When debugging a user’s problem, or when starting development, finding where an error appears or where a log message has gone is a significant task. Potentially frameworks like Mesos Logstash can help here.

Community participation

I have heard of a number of people that have raised this issue. Open source projects rely on the community. If there are any barriers, however small, to this process the number of contributors will drop. From an outsiders perspective, the obfuscated commit process and the Apache processes (many would say “bureaucracy”) are a huge barrier for commits. Any commit process that requires 1500 words to describe it is too long.

Conclusions

This post has been rather scathing, but it is intended to be constructive. To highlight the importance and inspire Mesos to re-focus on usability.

Right now, there are a number of major issues that are preventing users from choosing Mesos, preventing developers from producing feature-rich software and reducing contributions. Many of these issues are fixable. Most issues can be fixed with a concerted effort to improve the look, feel and content of the documentation.

Version compatibility is an easy fix. It simply takes development effort. The Mesos developers should always remember that there are others who rely on them. If they make breaking changes, then it should be clearly communicated. If they make breaking changes often, then they risk users using old versions and ultimately leaving for a competitor.

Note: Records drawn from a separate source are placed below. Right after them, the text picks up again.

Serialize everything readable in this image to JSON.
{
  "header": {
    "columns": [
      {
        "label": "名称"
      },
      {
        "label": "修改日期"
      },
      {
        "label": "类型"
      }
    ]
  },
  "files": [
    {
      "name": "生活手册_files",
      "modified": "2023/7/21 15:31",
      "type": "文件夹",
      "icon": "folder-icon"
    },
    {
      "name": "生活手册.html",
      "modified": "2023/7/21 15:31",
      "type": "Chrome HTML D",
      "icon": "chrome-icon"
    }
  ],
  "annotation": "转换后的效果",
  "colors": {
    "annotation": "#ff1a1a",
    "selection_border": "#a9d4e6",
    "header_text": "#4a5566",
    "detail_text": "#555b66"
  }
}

Some of the other issues may not be fixable. For example, there was probably a justifiable reason for using C++ and the effort required to rewrite everything is probably too great. But whilst this is a reason, it does not remove the problems of trying to implement and debug software on a complex C++ based system.

To repeat the comment at the start, we use Mesos a lot. We use it because it has a brilliant ability. To think of a cluster of machines as one single set of “resources” is a very powerful abstraction. It enables a large cluster of machines to handle a workload that is as varied as it is resilient. I believe that Mesos is a system capable of providing up-times that are very close to 100%. Add to this the flexibility of being able to request and assign work for any imaginable job. This is the future.

(*): This is not a footnote. See the “Documentation and usability” section.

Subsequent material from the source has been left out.